…Until it’s gone.
SyFy: They cancelled Caprica, they cancelled Stargate Universe, but they air wrestling now!? “I’ll never tune into SyFy again!” fans say. (I may detest WWE, but if it brings in money to buy good Sci Fi shows, I’ll manage somehow).
Right then, people, it’s time to use your common sense and consider this: What if the SyFy channel no longer existed? That’s one less network on which to find our favorite genre. PERIOD.
Perhaps we should put ourselves in SyFy’s shoes. In ANY economy, television is DAMNED EXPENSIVE, and the recession isn’t making creating masterpieces any cheaper. The shows that we all love are bloody expensive to produce.
For example, cited during my conversation with Craig Engler, Senior Executive at SyFy, the very popular Joss Whedon series Firefly cost FOX nearly FIFTY million dollars to create. That’s a “5” with SEVEN zeros all neat in a row after it. When it was cancelled, they LOST 50 million dollars. For 99.9% of the population, that amount of money is inconceivable. They lost it ALL. The fans were infuriated because the show was cancelled and instead of saying, “Oh tragic, I really loved that show! Thank you for making it, and if you ever decide to bring it back, I’ll be there to support you!” and showing some consideration for the network’s position, we instead complain, “That was my favorite show and I’m angry because it’s gone. Stupid network! I’m boycotting!”
Well done! Do you honestly believe that the network will make any effort to buy or produce another show like it?
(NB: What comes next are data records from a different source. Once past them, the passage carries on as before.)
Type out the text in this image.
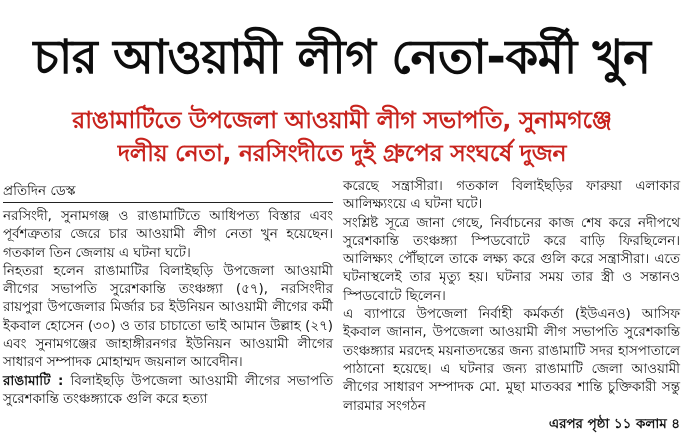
চার আওয়ামী লীগ নেতা-কর্মী খুন
রাঙামাটিতে উপজেলা আওয়ামী লীগ সভাপতি, সুনামগঞ্জে
দলীয় নেতা, নরসিংদীতে দুই গ্রুপের সংঘর্ষে দুজন
প্রতিদিন ডেস্ক

নরসিংদী, সুনামগঞ্জ ও রাঙামাটিতে আধিপত্য বিস্তার এবং পূর্বশত্রুতার জেরে চার আওয়ামী লীগ নেতা খুন হয়েছেন। গতকাল তিন জেলায় এ ঘটনা ঘটে।

নিহতরা হলেন রাঙামাটির বিলাইছড়ি উপজেলা আওয়ামী লীগের সভাপতি সুরেশকান্তি তংঞ্চঙ্গ্যা (৫৭), নরসিংদীর রায়পুরা উপজেলার মির্জার চর ইউনিয়ন আওয়ামী লীগের কর্মী ইকবাল হোসেন (৩০) ও তার চাচাতো ভাই আমান উল্লাহ (২৭) এবং সুনামগঞ্জের জাহাঙ্গীরনগর ইউনিয়ন আওয়ামী লীগের সাধারণ সম্পাদক মোহাম্মদ জয়নাল আবেদীন।

রাঙামাটি : বিলাইছড়ি উপজেলা আওয়ামী লীগের সভাপতি সুরেশকান্তি তংঞ্চঙ্গ্যাকে গুলি করে হত্যা

করেছে সন্ত্রাসীরা। গতকাল বিলাইছড়ির ফারুয়া এলাকার আলিক্ষ্যংয়ে এ ঘটনা ঘটে।

সংশ্লিষ্ট সূত্রে জানা গেছে, নির্বাচনের কাজ শেষ করে নদীপথে সুরেশকান্তি তংঞ্চঙ্গ্যা স্পিডবোটে করে বাড়ি ফিরছিলেন। আলিক্ষ্যং পৌঁছালে তাকে লক্ষ্য করে গুলি করে সন্ত্রাসীরা। এতে ঘটনাস্থলেই তার মৃত্যু হয়। ঘটনার সময় তার স্ত্রী ও সন্তানও স্পিডবোটে ছিলেন।

এ ব্যাপারে উপজেলা নির্বাহী কর্মকর্তা (ইউএনও) আসিফ ইকবাল জানান, উপজেলা আওয়ামী লীগ সভাপতি সুরেশকান্তি তংঞ্চঙ্গ্যার মরদেহ ময়নাতদন্তের জন্য রাঙামাটি সদর হাসপাতালে পাঠানো হয়েছে। এ ঘটনার জন্য রাঙামাটি জেলা আওয়ামী লীগের সাধারণ সম্পাদক মো. মুছা মাতব্বর শান্তি চুক্তিকারী সন্তু লারমার সংগঠন

এরপর পৃষ্ঠা ১১ কলাম ৪
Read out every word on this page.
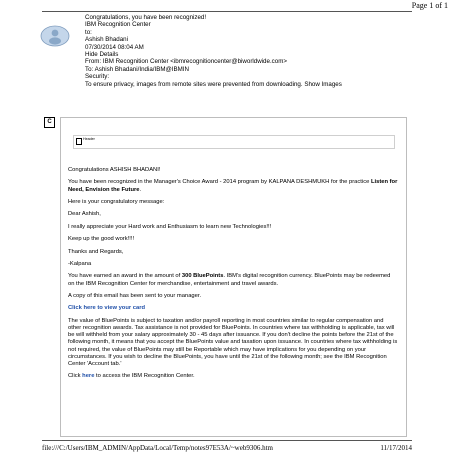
Page 1 of 1
Congratulations, you have been recognized!
IBM Recognition Center
to:
Ashish Bhadani
07/30/2014 08:04 AM
Hide Details
From: IBM Recognition Center <ibmrecognitioncenter@biworldwide.com>
To: Ashish Bhadani/India/IBM@IBMIN
Security:
To ensure privacy, images from remote sites were prevented from downloading. Show Images
C
Header

Congratulations ASHISH BHADANI!

You have been recognized in the Manager's Choice Award - 2014 program by KALPANA DESHMUKH for the practice Listen for Need, Envision the Future.

Here is your congratulatory message:

Dear Ashish,

I really appreciate your Hard work and Enthusiasm to learn new Technologies!!!

Keep up the good work!!!!

Thanks and Regards,

-Kalpana

You have earned an award in the amount of 300 BluePoints. IBM's digital recognition currency. BluePoints may be redeemed on the IBM Recognition Center for merchandise, entertainment and travel awards.

A copy of this email has been sent to your manager.

Click here to view your card

The value of BluePoints is subject to taxation and/or payroll reporting in most countries similar to regular compensation and other recognition awards. Tax assistance is not provided for BluePoints. In countries where tax withholding is applicable, tax will be will withheld from your salary approximately 30 - 45 days after issuance. If you don't decline the points before the 21st of the following month, it means that you accept the BluePoints value and taxation upon issuance. In countries where tax withholding is not required, the value of BluePoints may still be Reportable which may have implications for you depending on your circumstances. If you wish to decline the BluePoints, you have until the 21st of the following month; see the IBM Recognition Center 'Account tab.'

Click here to access the IBM Recognition Center.

file:///C:/Users/IBM_ADMIN/AppData/Local/Temp/notes97E53A/~web9306.htm	11/17/2014
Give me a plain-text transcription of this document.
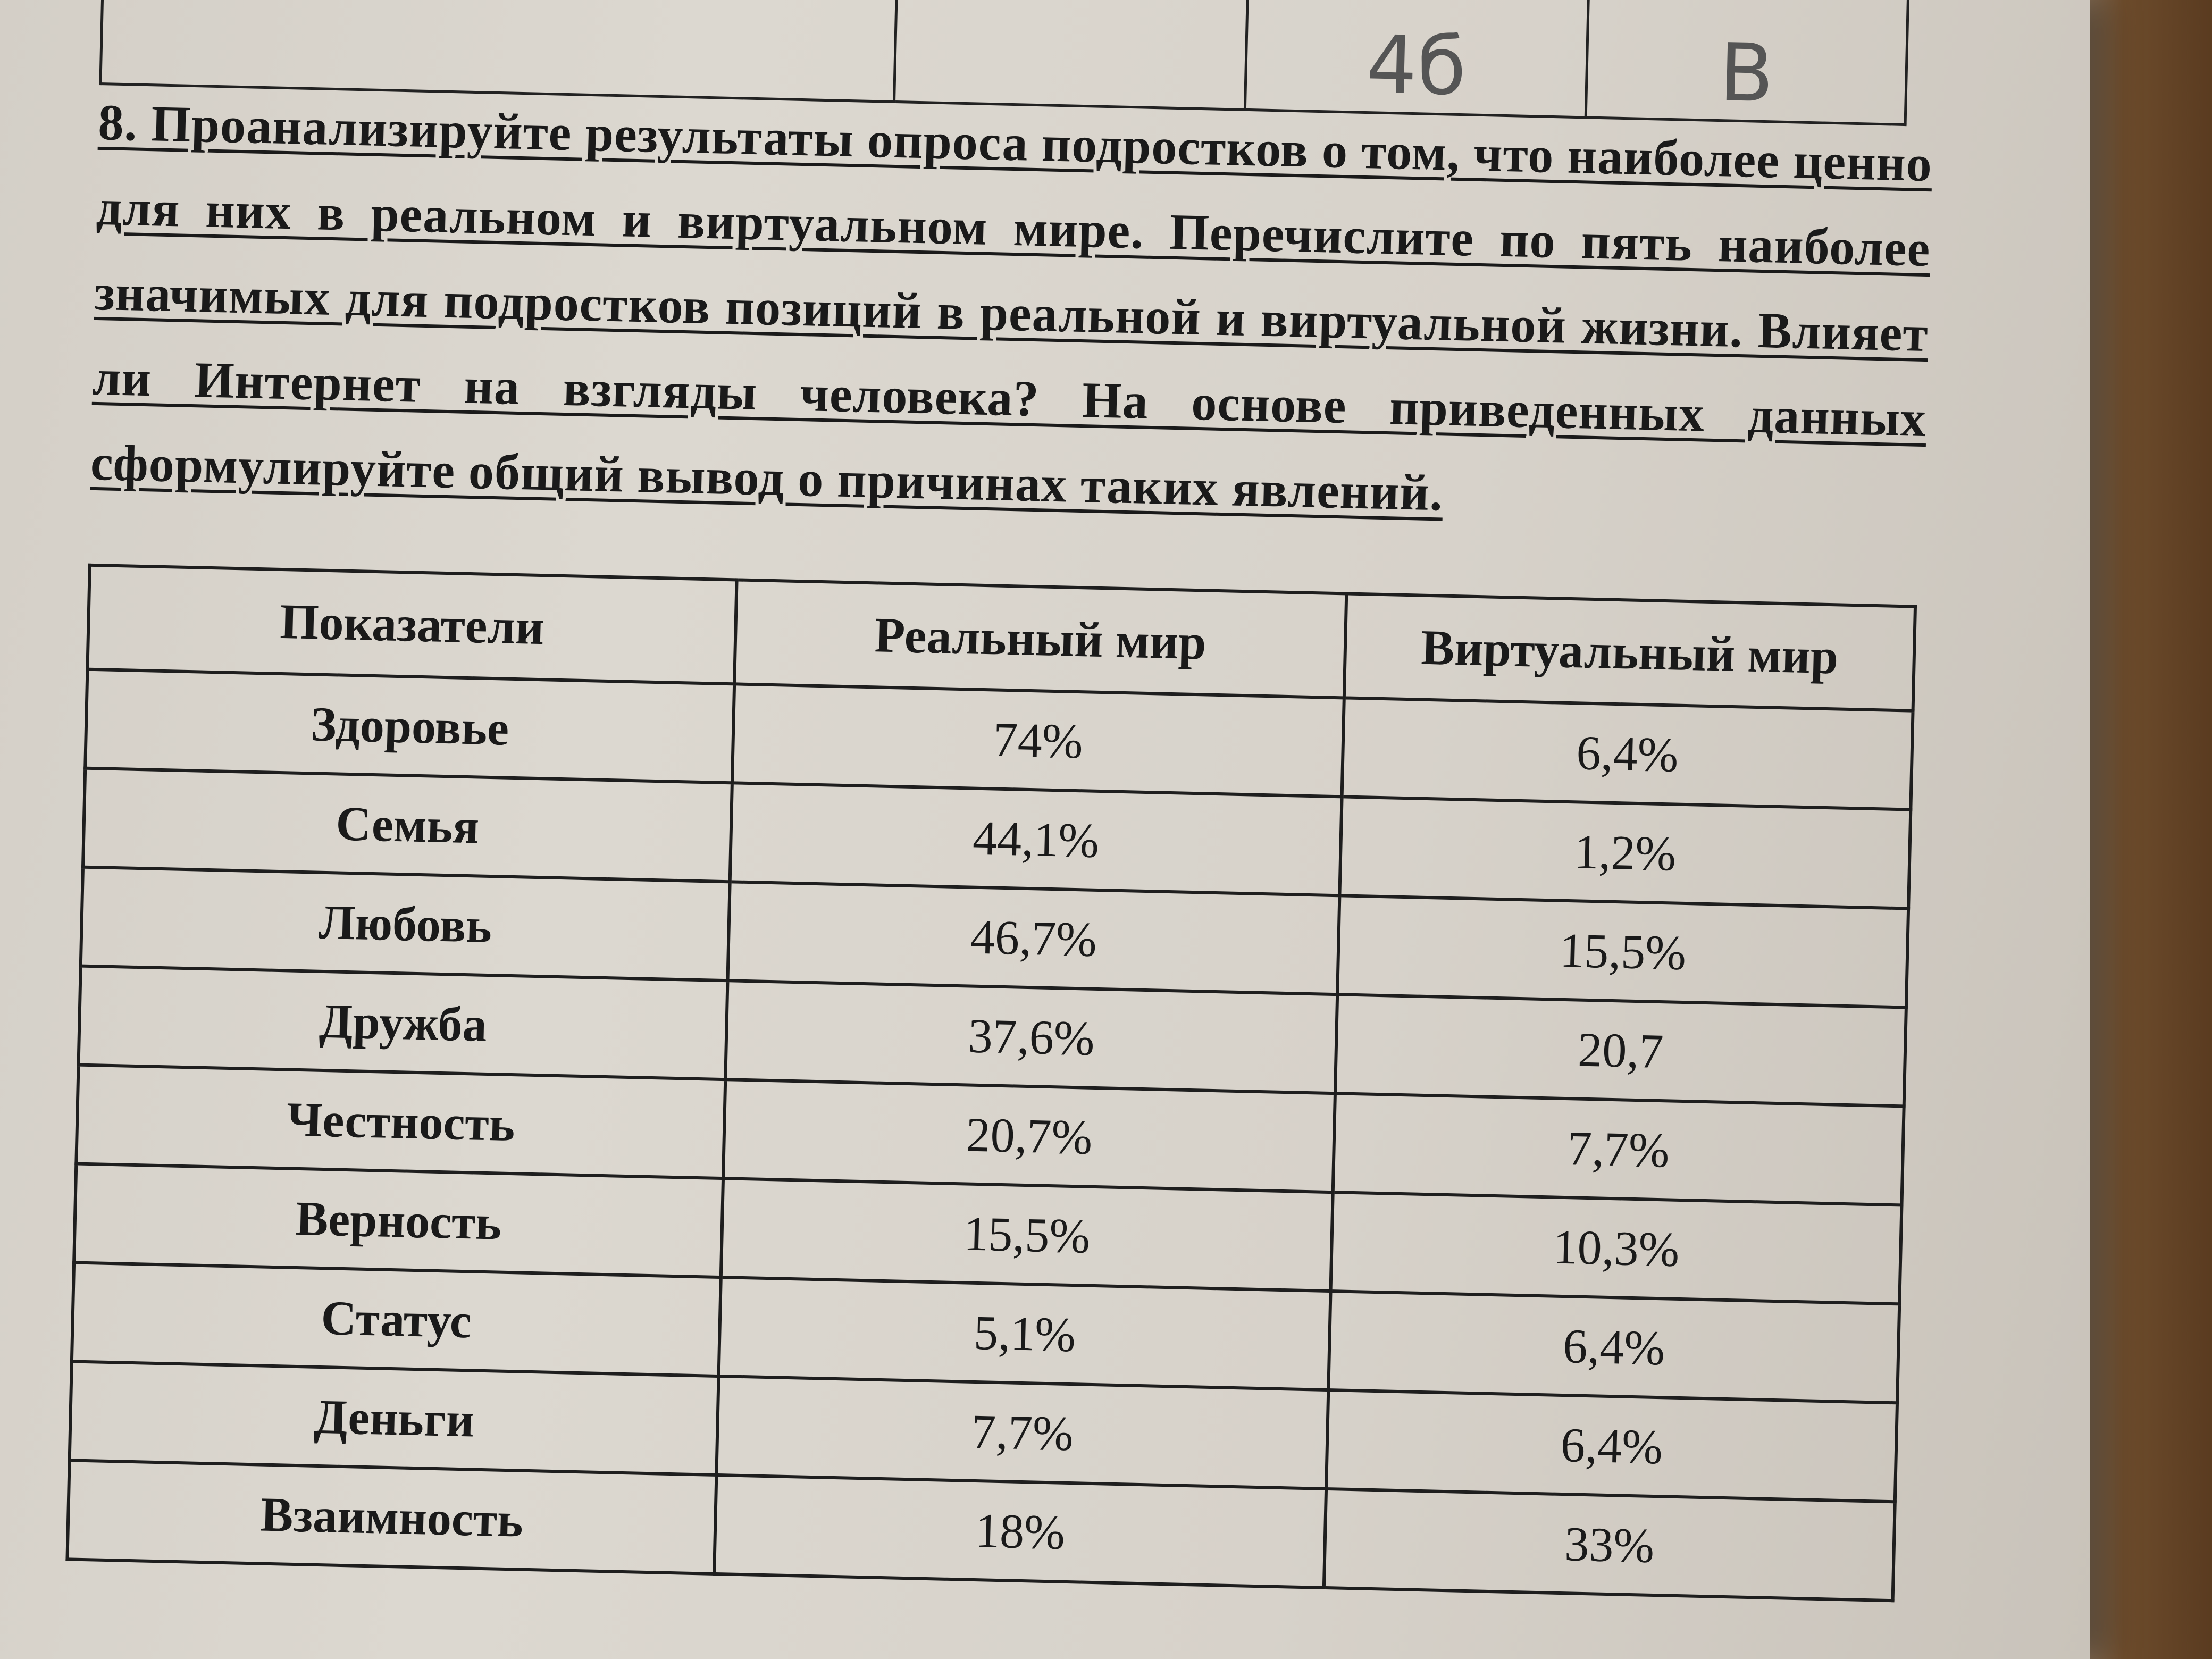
		4б	В
8. Проанализируйте результаты опроса подростков о том, что наиболее ценно для них в реальном и виртуальном мире. Перечислите по пять наиболее значимых для подростков позиций в реальной и виртуальной жизни. Влияет ли Интернет на взгляды человека? На основе приведенных данных сформулируйте общий вывод о причинах таких явлений.
Показатели	Реальный мир	Виртуальный мир
Здоровье	74%	6,4%
Семья	44,1%	1,2%
Любовь	46,7%	15,5%
Дружба	37,6%	20,7
Честность	20,7%	7,7%
Верность	15,5%	10,3%
Статус	5,1%	6,4%
Деньги	7,7%	6,4%
Взаимность	18%	33%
The old adage “Don’t bite your nose off to spite your face” comes to mind.
If fans continue to berate networks for canceling shows that are costing them inordinate sums of money, we will soon bitch & complain ourselves out of ANY good Science Fiction television.
It’s all well & good to be upset over an unexpected cancellation. However, rather than attempting to punish the very network that was gracious enough to bring the show to you in the first place, consider using your obvious intelligence as well as the time and energy you would otherwise expend complaining online and boycotting the network to do something which may actually HELP bring the show back; such as contacting other networks, producers or benefactors in order to find a new home for your beloved series.
There are numerous ways in this technologically savvy time to contact the right people. Social networking is a very powerful tool, as well as polls, petitions, blogs, websites and other marketing vehicles, all of which can actually be productive ways to further your cause, gain followers and show potential networks that picking up your favorite show will be profitable for them. You may wish to keep the main cast in the loop with your plans, so they can be aware of the possibility that the show MAY resume if all goes well. Another reason being that they may have contact with potential prospects themselves.
In closing, if we have a better understanding of all the facts when our favorite show winds up on the cutting room floor, we may not be so quick to “kill the messenger” and give the networks credit where it is due for bringing us the beloved series in the first place. After all, without their vision and hard work there wouldn’t have been such a wonderful show for us to miss. In the meantime, we always have re-runs and season DVD box sets.